Club member Mark Hoyt featured in Times Union

PHOTO BY DEBORAH GAYLORD

By DEBORAH GAYLORD
Special to the Times Union

CASTLETON — Technology plays a key role in studying Chinese at Maple Hill High School.

On a recent day, teacher Mark Hoyt asked a question, and the answer came not from one of the students in his classroom but from Schalmont High School in Rotterdam, one of several schools whose students take part in the class via video link.

In 2007, Schodack district officials joined the BOCES Distance Learning Program, a collaborative that includes 40 school districts in northeastern New York State offering 80 courses. The school invested $100,000 in a distance-learning lab with videoconferencing capabilities and hired Hoyt as a full-time Chinese language teacher. Participating schools pay Schodack a fraction of what it would cost to hire a full-time teacher. This semester, Hoyt is teaching students from Schalmont, Cairo-Durham and Averill Park.

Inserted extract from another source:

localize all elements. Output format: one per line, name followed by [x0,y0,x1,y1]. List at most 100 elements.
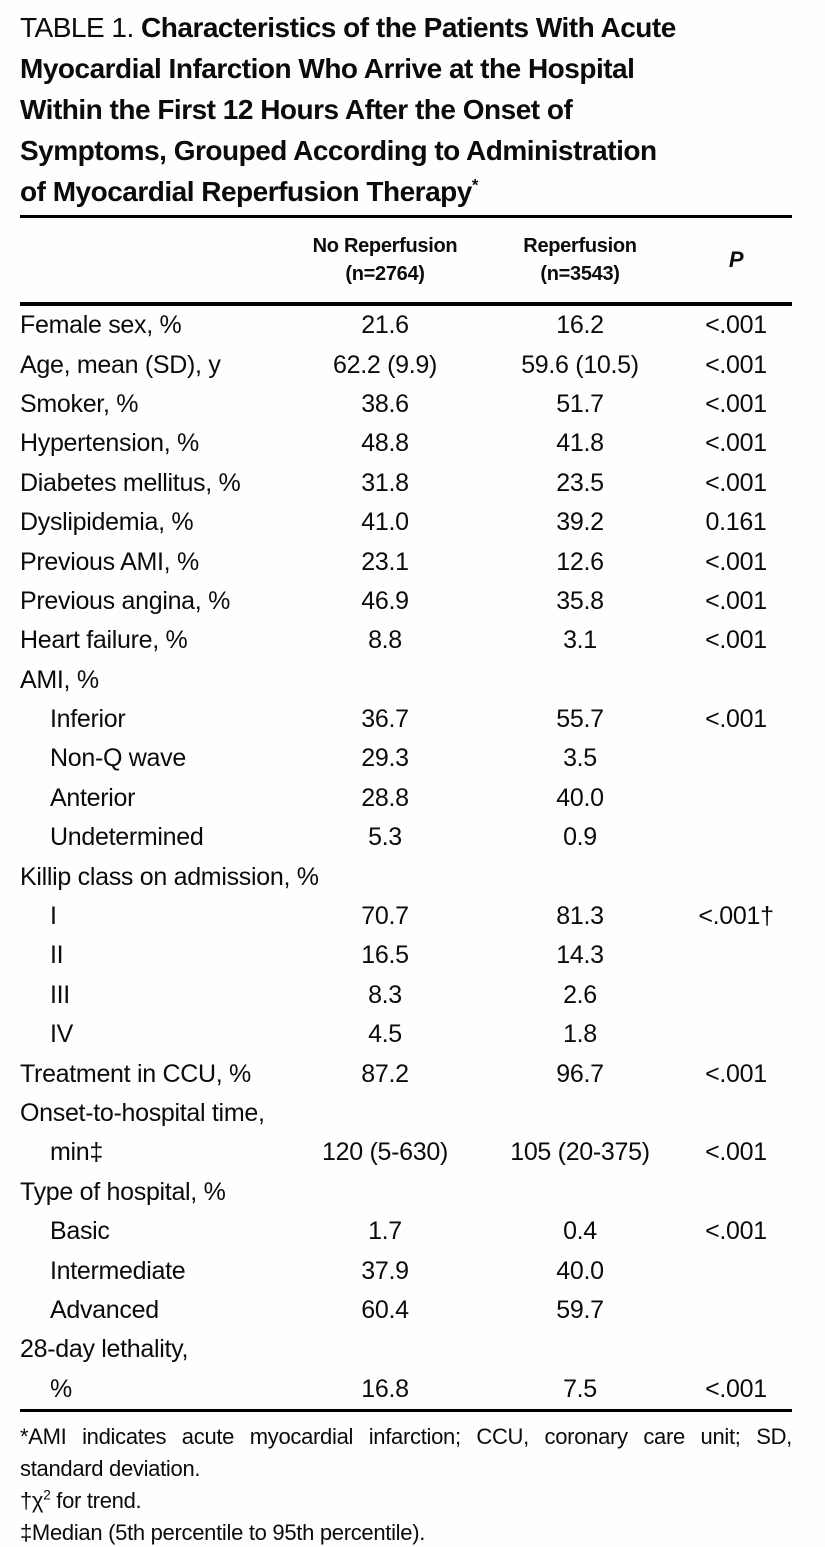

Schodack Superintendent Robert Horan said being part of the BOCES network gives students the chance to take classes they otherwise would not have been able to take, including courses in French, Japanese and the history of the Hudson Valley. It opens other doors as well. Maple Hill was one of three local schools chosen by Capital Region and Questar III BOCES to participate in a cross-cultural exchange with China. A delegation of four Chinese educators and 33 students from Tianjin, China, visited the school in February to observe how American educators teach math and science by engaging students in project-based activities instead of lectures and memorization.

Horan said the school has a rare resource in Hoyt, who lived and worked in China, Taiwan and Thailand before coming to Maple Hill and brings that broader perspective to his classroom role.

“There is a larger world out there, and our students need more than basic skills to function and to compete with what is happening in Asia. When it comes to competing against Asia, we are playing catch-up academically,” Hoyt said.

Hoyt and members of the Maple Hill International Club are planning a 14-day trip to China in the spring of 2012. He and five students joined the Albany-Colonie Chamber of Commerce on a 7-day trip to the country in 2009. Last summer Hoyt went on a State Department-sponsored trip to Changchun, China, with other Chinese language teachers. He said he has seen China transform over the past 20 years.

“Modern China is like the Wild West during the gold rush. Everyone with a big dream is racing there to make it big,” said Hoyt.